Expositions Virtuelles

Chère amie…
Une correspondance de Jacques Copeau et Pauline Teillon

Présentation

Jacques Copeau tient de nombreuses correspondances avec des personnalités du monde théâtral, tel que Léon Chancerel. Parmi elles, il est possible de retrouver une correspondance avec Pauline Teillon, sœur de Charles Dullin, qu’il a tenue entre 1911 et 1944. Jacques Copeau rencontre Pauline Teillon en août 1911, en Savoie. Elle devient son amie et sa confidente. Au travers de ses lettres, Jacques Copeau expose ses projets et ses rêves, ses fatigues, ses désillusions, ses voyages dans le monde entier avec les Copiaux.

Le 21 mars 1913, Jacques Copeau dévoile ainsi à Pauline Teillon son projet d’ouvrir un théâtre, son rêve, tel qu’il le nomme dans la lettre du 13 avril 1913 : « La réalisation d’un vieux rêve, d’un grand rêve ».

Le Vieux-Colombier ouvre ses portes le 15 octobre 1913. « Ma grande idée, vois-tu, est de réunir autour de moi des éléments de premier choix, des cœurs et des caractères d’élite, pour arriver à une unité d’effort qui nous donnera une forme formidable et fera dans dix ans de notre théâtre le premier théâtre d’Europe », écrit-il le 28 septembre 1915.

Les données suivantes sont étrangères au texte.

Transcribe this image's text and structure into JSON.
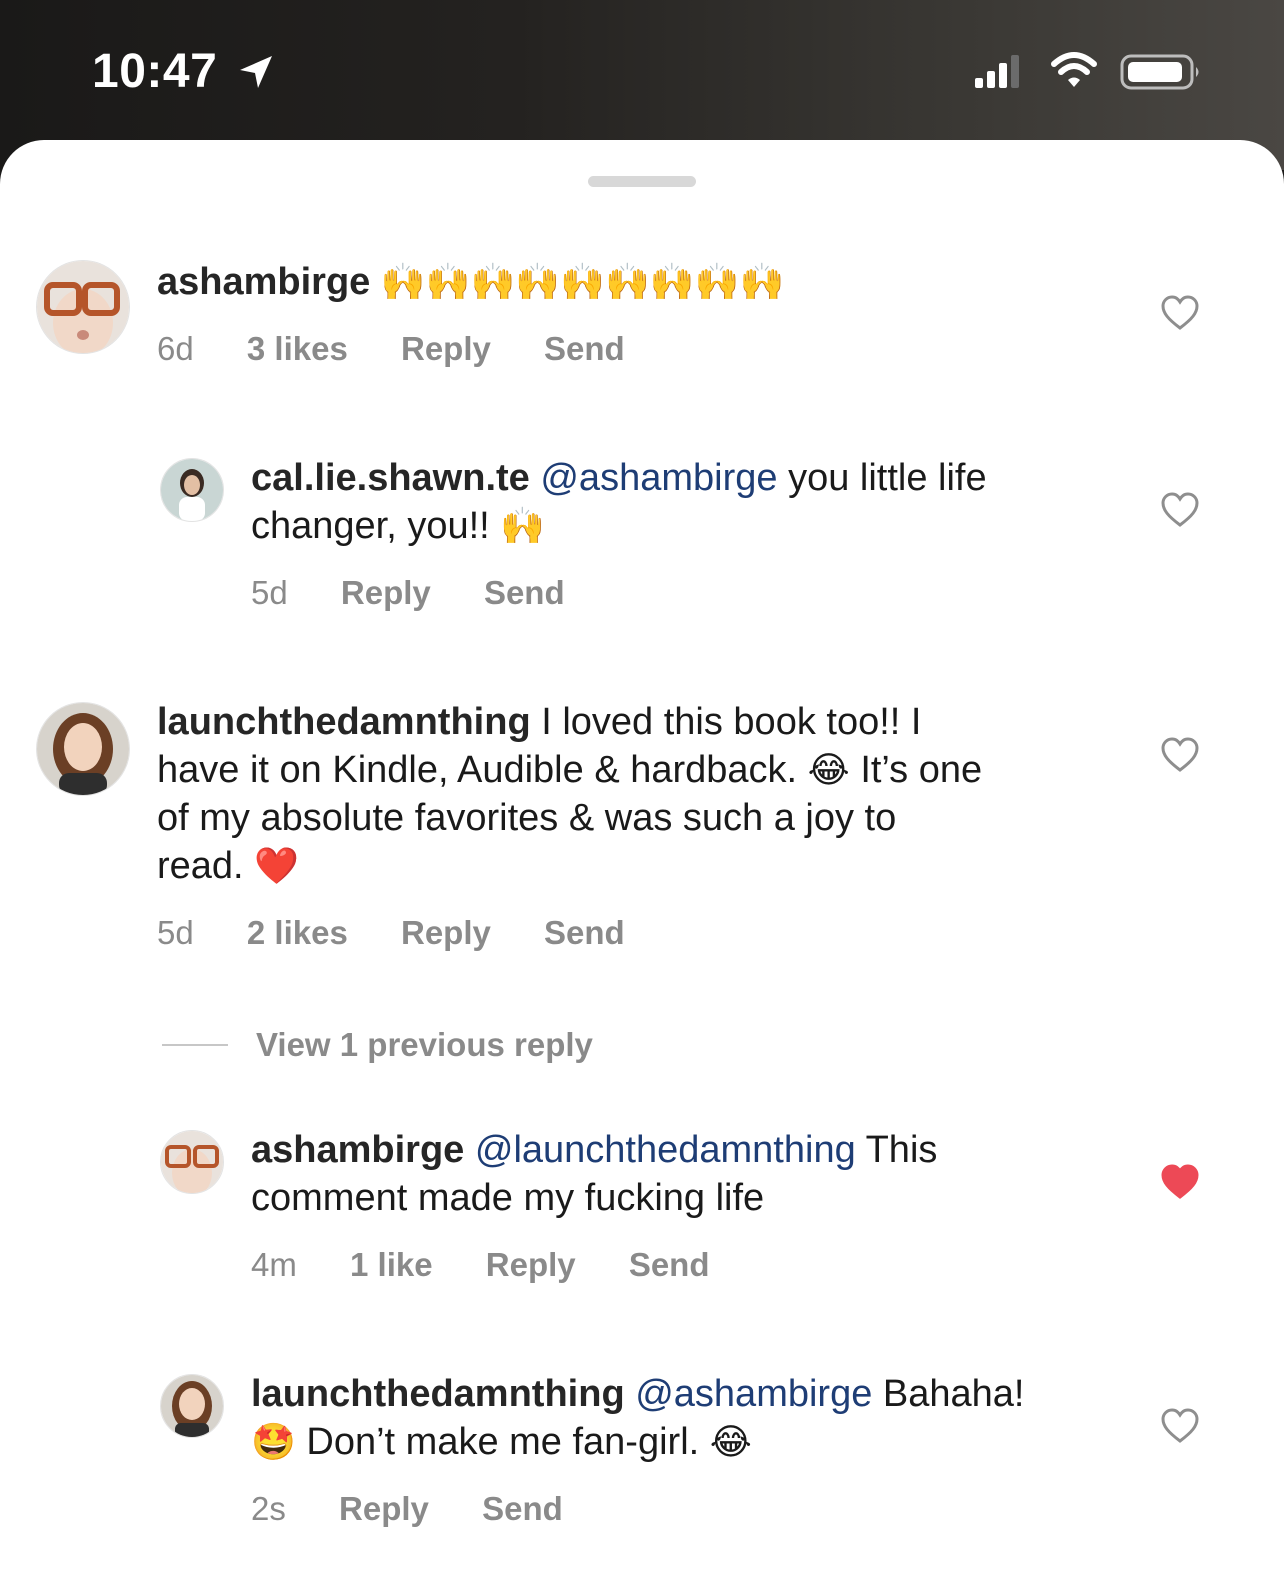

L’année suivante, il a un nouveau projet. Celui d’ouvrir sa propre école. Mais il doit le laisser de côté puisqu’il est choisi pour une mission culturelle à New-York, où il connaît un succès : « Le Vieux-Colombier recueille ma nouvelle gloire sur l’autre continent », écrit-il le 19 janvier 1918.

Jacques Copeau parle souvent à Pauline Teillon de sa relation avec son frère, Charles Dullin, avec qui il rompt en 1918, comme il l’écrit le 20 décembre 1918 : « Charles a complètement changé, je crois qu’il ne m’aime plus du tout, du tout car il m’a complètement fermé son cœur ». Dans une autre lettre du 15 juillet 1919, il revient sur sa décision de le congédier de la troupe : « Pourquoi je l’ai renvoyé ? Uniquement parce qu’il avait cessé d’être mon ami et que son mauvais esprit était au sein du théâtre ».

Jacques Copeau exprime à Pauline Teillon, le 19 novembre 1922, son souhait d’agrandir son théâtre : « Je suis engagé dans un pour parler pour avoir l’an prochain un théâtre plus grand ». Cependant, le 21 août 1924, très fatigué, il lui annonce sa décision de quitter le monde théâtral et de fermer son École : « Comme tu sais, je quitte le théâtre. Jouvet prend ma place au Vieux-Colombier ». Sa lettre du 5 mai 1925 permet de comprendre sa décision : il connaît de nombreuses difficultés financières : « […] de fatigue et de misère. Si j’avais de l’argent tout serait plus facile. Je n’en ai pas ».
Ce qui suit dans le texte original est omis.